PENDLETON, Ore.-Recently secured federal funding will advance alternative fish passage solutions at McKay Creek Reservoir Dam.
According to the Oregon Department of Fish and Wildlife (ODFW), the $1 million federal investment will support an alternatives analysis and engineering design for potential fish passage solutions at the dam on McKay Creek, a tributary of the Umatilla River about six miles south of Pendleton.
“These funds provide a critical first step in evaluating fish passage options and improving water and flow management to support the recovery of salmon and steelhead populations,” said Taylor McCroskey, ODFW’s Umatilla district fish biologist.
Oregon Senators Jeff Merkley and Ron Wyden helped secure funding for the project that is the result of years of work between the ODFW, the Confederated Tribes of the Umatilla Indian Reservation (CTUIR), the Bureau of Reclamation, and other federal partners.
“The continued work to restore fish passage above McKay Dam is another strong example of what coordinated and collaborative efforts between the CTUIR, State of Oregon, and federal partners can achieve towards projects aimed at restoring these populations to healthy, abundant, and harvestable levels, providing cultural, ecological, and harvest benefits to the region,” said Jerimiah Bonifer, CTUIR Fisheries Program Manager.
Built in 1927, McKay Creek Reservoir Dam blocks 108 miles of upstream habitat for migrating fish, including 25 percent of the suitable steelhead spawning and rearing habitat in the Umatilla Basin.

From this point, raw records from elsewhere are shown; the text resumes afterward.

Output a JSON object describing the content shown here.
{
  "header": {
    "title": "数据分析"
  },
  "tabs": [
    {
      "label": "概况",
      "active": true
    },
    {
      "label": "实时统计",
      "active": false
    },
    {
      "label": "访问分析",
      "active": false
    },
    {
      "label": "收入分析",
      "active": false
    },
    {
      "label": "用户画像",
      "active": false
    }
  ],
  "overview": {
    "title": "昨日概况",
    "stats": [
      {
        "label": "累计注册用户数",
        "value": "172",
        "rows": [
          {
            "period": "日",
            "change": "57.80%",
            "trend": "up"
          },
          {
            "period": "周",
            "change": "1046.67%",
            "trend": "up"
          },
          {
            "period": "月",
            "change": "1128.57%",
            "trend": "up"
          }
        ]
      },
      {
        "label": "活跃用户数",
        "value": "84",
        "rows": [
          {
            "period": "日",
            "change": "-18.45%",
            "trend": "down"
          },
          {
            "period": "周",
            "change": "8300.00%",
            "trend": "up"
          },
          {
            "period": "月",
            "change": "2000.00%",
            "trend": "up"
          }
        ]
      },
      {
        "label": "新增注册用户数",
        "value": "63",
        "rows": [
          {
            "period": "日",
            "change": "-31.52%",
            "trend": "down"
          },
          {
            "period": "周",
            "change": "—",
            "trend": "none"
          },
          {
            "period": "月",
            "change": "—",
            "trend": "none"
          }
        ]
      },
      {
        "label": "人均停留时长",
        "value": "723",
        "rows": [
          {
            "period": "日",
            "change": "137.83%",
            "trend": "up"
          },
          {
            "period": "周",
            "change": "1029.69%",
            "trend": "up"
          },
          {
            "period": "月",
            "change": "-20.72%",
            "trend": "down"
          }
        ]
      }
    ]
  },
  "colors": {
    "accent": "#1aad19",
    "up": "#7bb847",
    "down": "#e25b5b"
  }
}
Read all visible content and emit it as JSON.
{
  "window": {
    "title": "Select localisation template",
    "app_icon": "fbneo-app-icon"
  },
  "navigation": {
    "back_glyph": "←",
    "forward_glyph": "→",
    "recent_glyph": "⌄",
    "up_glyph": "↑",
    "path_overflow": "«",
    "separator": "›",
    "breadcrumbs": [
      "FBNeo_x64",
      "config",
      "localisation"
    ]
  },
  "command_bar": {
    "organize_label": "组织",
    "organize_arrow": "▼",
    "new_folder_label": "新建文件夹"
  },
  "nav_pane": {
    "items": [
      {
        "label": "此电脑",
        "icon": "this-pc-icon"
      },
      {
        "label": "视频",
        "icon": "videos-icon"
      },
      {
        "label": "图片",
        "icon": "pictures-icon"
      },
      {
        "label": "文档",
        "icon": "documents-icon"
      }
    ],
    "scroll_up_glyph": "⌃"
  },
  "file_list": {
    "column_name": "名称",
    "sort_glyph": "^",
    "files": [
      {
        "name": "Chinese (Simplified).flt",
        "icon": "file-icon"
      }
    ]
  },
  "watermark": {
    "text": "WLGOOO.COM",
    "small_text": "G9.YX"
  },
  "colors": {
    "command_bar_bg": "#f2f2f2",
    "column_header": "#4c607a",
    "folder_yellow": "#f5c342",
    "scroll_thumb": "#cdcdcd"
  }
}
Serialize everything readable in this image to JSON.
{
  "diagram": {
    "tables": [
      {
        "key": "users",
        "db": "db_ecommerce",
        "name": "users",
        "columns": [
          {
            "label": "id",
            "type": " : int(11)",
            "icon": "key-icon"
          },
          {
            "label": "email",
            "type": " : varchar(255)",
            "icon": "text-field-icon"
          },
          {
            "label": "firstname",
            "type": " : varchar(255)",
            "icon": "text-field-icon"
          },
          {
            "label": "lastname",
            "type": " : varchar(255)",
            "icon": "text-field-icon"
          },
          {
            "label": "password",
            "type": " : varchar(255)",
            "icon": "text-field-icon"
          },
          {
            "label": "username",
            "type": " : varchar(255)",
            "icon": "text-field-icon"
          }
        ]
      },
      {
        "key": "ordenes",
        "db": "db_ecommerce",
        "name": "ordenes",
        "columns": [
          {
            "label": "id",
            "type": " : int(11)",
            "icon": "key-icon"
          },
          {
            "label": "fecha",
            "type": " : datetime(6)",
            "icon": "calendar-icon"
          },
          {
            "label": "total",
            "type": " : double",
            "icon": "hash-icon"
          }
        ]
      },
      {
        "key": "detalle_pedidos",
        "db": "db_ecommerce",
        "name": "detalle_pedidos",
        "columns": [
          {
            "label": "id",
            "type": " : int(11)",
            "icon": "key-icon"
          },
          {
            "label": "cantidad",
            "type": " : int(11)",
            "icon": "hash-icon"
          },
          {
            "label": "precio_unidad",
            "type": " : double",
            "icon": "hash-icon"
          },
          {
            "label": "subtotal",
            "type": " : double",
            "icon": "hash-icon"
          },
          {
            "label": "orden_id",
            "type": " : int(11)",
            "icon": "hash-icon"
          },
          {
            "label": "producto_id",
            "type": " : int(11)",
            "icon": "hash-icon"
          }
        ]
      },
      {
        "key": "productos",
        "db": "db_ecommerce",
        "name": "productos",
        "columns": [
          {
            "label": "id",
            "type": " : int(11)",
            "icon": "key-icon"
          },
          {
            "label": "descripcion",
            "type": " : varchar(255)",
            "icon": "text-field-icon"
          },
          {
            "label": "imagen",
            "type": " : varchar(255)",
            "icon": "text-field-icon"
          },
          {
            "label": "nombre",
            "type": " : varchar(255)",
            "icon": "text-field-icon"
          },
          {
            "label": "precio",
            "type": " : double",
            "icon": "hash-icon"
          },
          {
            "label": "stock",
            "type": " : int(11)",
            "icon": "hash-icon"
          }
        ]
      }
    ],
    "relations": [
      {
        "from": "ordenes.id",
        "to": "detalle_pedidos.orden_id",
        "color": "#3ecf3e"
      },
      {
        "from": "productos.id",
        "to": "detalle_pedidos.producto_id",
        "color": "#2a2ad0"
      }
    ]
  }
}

Fisheries managers have been studying how fish would use McKay Creek if passage were restored since 2020, with radio-tagged steelhead being released above the dam to identify barriers and determine if spawning would occur.
According to ODFW, these efforts resulted in the first documented steelhead spawning above the dam since it was built.
Since 2021, when fisheries managers with the CTUIR and ODFW worked with the Bureau of Reclamation to lower a weir at the mouth of lower McKay Creek that had blocked adult salmon and steelhead, biologists have counted 182 salmon and steelhead redds in the lower creek.
“Restoring fish passage at McKay Dam Reservoir is a win for Oregon’s rivers, our tribal and federal partners, and the communities that depend on healthy fisheries in the Umatilla and Columbia rivers,” said McCroskey.